Dans les dossiers qui se succèdent à la barre, les avocates exposent la situation de leurs clients, qui la plupart du temps sont des femmes, avec des enfants et très peu de ressources. À l’exception notable de Monsieur H. qui a dû attendre plus d’un an pour qu’un droit de visite et d’hébergement soit fixé par le juge. Même histoire pour Madame K., mère de deux enfants âgés de quatre et cinq ans, qui a dû attendre treize mois pour voir fixer son droit de visite. « Elle avait tenté de saisir le juge en urgence, mais c’était impossible, car le père, à sa guise, lui laissait voir ses enfants. Il a même déménagé sans laisser d’adresse et elle ne savait pas où ses enfants habitaient, ni où ils étaient scolarisés », a plaidé Me Sylviane Higelin.

Les cas de pères ne contribuant pas à l’entretien des enfants avant la survenance de l’ordonnance de non-conciliation (ONC) et de mères dans l’impossibilité d’être prises en charges par les services sociaux en l’absence de ce document s’égrènent, les avocates racontant le désespoir des clients et leur propre impuissance. « Certains ne nous croyaient même plus lorsque nous leurs disions qu’il fallait encore attendre. Ils perdaient confiance », a souligné l’avocate Éléonore Peiffer-Devonec. « Lorsqu’un client me saisissait, je ne pouvais que lui dire : il faut patienter ». Le temps passe, la situation se dégrade : dettes, expulsion locative, souffrance psychologique, enfants qui ne voient pas régulièrement leurs parents, etc. Les demandes d’indemnisation dans ces vingt-cinq dossiers étaient fixées, en moyenne, autour de 5 000 € pour le préjudice moral, et autant pour le préjudice financier.

Responsabilité de l’État

De l’autre côté de la barre, la représentante de l’Agent judiciaire de l’État (AJE), a reconnu la responsabilité de l’État, le délai de convocation étant « excessif », dans tous ces dossiers. Elle a toutefois considéré que les préjudices allégués n’étaient pas démontrés. Elle demandait, pour cette raison, la condamnation des demandeurs au paiement de sommes au titre de l’article 700 du code de procédure civile, ce qui a étonné les avocats en demande. « L’élégance aurait dû conduire l’AJE à ne pas demander d’argent », a souligné Valérie Grimaud. À titre subsidiaire, l’AJE proposait une indemnisation allant de 400 à 600 € pour le préjudice subi du fait du retard constaté. « Indécent », a estimé le bâtonnier. L’affaire a été mise en délibéré au 9 octobre 2017.

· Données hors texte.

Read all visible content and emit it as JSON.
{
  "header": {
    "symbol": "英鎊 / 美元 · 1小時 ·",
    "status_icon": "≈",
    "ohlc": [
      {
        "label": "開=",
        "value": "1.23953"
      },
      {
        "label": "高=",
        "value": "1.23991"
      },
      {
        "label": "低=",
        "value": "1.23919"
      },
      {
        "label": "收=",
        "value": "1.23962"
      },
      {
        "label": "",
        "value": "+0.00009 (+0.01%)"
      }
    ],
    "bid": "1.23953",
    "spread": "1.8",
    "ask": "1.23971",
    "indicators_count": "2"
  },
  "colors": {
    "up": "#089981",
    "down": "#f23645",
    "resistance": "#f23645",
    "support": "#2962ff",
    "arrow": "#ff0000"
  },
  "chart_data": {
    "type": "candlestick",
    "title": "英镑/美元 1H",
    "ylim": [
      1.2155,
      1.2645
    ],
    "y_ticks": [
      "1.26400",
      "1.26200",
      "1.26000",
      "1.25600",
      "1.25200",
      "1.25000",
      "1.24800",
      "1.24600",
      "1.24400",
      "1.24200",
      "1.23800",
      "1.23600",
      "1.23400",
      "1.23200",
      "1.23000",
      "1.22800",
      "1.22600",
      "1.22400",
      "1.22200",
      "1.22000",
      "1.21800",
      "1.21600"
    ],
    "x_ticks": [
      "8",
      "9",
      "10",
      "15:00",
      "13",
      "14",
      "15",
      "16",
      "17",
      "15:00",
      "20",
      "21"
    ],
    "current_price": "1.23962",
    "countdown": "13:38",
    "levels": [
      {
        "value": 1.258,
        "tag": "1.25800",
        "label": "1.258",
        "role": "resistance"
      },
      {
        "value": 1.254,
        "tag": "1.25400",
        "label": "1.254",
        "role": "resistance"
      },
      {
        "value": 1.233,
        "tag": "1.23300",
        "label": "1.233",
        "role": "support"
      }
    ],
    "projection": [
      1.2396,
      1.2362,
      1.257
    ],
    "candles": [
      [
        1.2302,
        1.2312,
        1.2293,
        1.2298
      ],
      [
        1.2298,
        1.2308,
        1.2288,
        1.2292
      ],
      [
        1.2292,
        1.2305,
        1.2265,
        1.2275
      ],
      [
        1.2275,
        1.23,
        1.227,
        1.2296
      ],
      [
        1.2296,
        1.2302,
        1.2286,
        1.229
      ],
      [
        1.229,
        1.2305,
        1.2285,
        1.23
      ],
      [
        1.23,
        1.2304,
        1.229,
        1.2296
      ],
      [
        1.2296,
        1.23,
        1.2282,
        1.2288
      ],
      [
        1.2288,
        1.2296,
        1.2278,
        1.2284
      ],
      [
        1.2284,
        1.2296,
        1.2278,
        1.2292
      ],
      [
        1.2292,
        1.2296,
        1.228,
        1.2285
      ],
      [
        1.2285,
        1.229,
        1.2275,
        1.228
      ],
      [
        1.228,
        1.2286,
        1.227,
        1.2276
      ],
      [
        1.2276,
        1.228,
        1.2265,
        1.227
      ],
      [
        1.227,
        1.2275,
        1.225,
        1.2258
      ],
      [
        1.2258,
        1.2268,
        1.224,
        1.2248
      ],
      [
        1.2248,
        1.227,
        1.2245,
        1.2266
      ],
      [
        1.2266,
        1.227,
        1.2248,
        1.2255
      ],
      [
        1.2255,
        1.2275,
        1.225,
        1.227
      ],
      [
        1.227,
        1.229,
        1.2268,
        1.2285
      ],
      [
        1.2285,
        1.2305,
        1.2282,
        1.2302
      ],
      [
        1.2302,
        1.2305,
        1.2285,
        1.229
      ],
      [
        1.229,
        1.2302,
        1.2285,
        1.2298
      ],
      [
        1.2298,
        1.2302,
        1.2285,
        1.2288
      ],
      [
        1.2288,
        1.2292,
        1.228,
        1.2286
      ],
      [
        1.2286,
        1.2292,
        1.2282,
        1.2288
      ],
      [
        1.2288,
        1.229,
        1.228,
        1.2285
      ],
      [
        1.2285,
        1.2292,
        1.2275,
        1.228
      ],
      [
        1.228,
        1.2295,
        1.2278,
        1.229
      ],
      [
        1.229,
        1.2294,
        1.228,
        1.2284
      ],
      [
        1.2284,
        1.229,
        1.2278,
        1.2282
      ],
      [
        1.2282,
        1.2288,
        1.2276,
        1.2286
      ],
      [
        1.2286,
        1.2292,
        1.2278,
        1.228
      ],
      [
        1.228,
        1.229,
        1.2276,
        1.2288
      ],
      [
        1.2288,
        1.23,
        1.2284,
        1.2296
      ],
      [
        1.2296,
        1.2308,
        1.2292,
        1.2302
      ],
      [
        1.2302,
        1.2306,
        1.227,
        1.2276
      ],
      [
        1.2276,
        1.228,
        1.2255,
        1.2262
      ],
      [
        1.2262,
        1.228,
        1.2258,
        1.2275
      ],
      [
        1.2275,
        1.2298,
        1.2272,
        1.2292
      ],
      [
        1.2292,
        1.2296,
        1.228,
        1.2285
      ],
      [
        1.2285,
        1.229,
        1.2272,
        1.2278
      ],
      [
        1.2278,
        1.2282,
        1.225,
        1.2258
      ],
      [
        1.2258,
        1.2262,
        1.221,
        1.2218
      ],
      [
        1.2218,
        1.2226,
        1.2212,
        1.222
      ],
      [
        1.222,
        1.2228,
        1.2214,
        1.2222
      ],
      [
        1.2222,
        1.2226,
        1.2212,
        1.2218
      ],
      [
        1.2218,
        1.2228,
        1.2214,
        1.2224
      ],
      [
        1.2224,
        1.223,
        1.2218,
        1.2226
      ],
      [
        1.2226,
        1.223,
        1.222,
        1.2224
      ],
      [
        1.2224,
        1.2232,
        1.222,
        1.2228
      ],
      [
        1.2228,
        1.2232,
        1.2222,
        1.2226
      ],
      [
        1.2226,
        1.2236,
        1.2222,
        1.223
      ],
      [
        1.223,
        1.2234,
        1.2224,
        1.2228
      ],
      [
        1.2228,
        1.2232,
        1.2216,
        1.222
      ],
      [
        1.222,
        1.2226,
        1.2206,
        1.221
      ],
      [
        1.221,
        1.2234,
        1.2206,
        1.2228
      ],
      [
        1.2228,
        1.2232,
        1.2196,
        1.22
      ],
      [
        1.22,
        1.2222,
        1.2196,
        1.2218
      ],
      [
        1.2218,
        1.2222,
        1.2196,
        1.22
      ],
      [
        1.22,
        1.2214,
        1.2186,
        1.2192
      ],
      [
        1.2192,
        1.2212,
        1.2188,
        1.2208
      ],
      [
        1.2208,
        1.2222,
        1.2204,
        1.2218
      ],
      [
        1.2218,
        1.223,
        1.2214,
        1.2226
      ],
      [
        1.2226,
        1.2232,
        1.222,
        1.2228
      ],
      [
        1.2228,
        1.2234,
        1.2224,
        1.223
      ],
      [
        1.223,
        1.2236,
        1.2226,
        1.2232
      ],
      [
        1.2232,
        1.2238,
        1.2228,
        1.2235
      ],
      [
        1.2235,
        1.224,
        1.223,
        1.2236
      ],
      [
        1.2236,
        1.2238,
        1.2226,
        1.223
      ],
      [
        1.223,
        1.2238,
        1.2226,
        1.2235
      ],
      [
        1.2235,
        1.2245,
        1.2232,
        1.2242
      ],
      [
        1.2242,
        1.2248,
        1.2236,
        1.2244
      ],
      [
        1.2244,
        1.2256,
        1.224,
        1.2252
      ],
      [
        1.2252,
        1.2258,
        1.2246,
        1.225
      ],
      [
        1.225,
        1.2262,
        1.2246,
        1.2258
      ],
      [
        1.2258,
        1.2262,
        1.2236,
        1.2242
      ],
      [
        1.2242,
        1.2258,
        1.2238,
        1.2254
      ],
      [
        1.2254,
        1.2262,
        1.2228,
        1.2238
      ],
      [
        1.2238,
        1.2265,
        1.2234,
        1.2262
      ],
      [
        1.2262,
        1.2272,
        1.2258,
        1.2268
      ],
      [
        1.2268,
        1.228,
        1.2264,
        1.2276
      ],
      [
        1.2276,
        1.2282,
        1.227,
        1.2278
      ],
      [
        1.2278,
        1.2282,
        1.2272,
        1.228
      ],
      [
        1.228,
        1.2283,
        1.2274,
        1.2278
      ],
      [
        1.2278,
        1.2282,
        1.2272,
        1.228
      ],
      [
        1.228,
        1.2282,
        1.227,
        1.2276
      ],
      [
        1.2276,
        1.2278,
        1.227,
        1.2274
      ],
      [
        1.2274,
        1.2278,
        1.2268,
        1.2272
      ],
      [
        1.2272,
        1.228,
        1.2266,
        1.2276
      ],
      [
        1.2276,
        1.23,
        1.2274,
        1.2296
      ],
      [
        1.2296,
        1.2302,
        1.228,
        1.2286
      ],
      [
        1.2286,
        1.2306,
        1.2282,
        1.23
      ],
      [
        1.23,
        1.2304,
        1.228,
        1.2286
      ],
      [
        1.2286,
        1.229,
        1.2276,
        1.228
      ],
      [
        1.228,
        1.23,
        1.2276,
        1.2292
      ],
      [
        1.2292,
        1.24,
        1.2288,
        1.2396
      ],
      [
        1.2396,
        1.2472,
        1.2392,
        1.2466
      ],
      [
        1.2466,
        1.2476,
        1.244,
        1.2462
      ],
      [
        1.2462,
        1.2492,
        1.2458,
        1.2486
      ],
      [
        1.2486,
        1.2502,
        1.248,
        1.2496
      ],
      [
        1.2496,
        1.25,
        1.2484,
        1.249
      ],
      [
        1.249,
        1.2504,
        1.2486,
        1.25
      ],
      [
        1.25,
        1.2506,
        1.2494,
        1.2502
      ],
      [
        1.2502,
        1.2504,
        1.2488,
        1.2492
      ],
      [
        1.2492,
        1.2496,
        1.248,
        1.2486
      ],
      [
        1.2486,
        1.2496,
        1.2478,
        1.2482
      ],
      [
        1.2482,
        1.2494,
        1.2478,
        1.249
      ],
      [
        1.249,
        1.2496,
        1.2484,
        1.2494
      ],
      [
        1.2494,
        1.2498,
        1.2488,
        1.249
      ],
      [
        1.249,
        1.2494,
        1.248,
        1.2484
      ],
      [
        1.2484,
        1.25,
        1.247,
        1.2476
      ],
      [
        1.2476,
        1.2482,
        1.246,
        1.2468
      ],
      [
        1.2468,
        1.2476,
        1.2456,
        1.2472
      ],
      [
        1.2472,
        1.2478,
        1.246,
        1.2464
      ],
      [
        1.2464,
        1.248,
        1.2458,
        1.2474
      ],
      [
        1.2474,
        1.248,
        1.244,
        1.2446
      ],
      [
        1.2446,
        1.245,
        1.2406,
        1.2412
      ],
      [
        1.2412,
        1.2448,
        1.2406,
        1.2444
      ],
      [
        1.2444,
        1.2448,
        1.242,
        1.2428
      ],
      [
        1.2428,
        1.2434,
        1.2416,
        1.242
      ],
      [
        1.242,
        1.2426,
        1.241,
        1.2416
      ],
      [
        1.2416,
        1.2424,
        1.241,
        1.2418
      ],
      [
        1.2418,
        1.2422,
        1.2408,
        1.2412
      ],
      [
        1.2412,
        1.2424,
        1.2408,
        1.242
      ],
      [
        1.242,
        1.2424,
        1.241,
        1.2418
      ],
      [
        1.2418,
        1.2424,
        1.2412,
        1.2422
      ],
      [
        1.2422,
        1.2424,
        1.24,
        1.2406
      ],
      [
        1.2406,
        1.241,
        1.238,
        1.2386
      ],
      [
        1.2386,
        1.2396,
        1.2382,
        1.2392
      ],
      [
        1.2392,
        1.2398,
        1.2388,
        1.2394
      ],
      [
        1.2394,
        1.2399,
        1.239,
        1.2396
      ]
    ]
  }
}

« J’espère beaucoup de cette décision, a déclaré Valérie Grimaud à la sortie de l’audience. Toutes ces personnes, qui ont subi des délais de procédure anormaux, ont engagé cette démarche pour les autres, car leur affaire est terminée. Il faut reconnaître les difficultés qu’ils ont rencontrées. En matière familiale, les délais, c’est la vie de tous les jours, c’est du temps qu’on ne réparera jamais, qui est définitivement perdu ».

Malgré la diminution des délais de convocation, ramenés à six mois, la situation est encore précaire, estime le bâtonnier. « Il y a eu des magistrats supplémentaires, mais peu d’effectif de greffe. La juridiction fonctionne à flux tendu, et les greffiers ont d’ores et déjà barricadé les portes de leurs bureaux pour ne pas être dérangés par les avocats ou par les justiciables. Ça va recommencer comme avant ».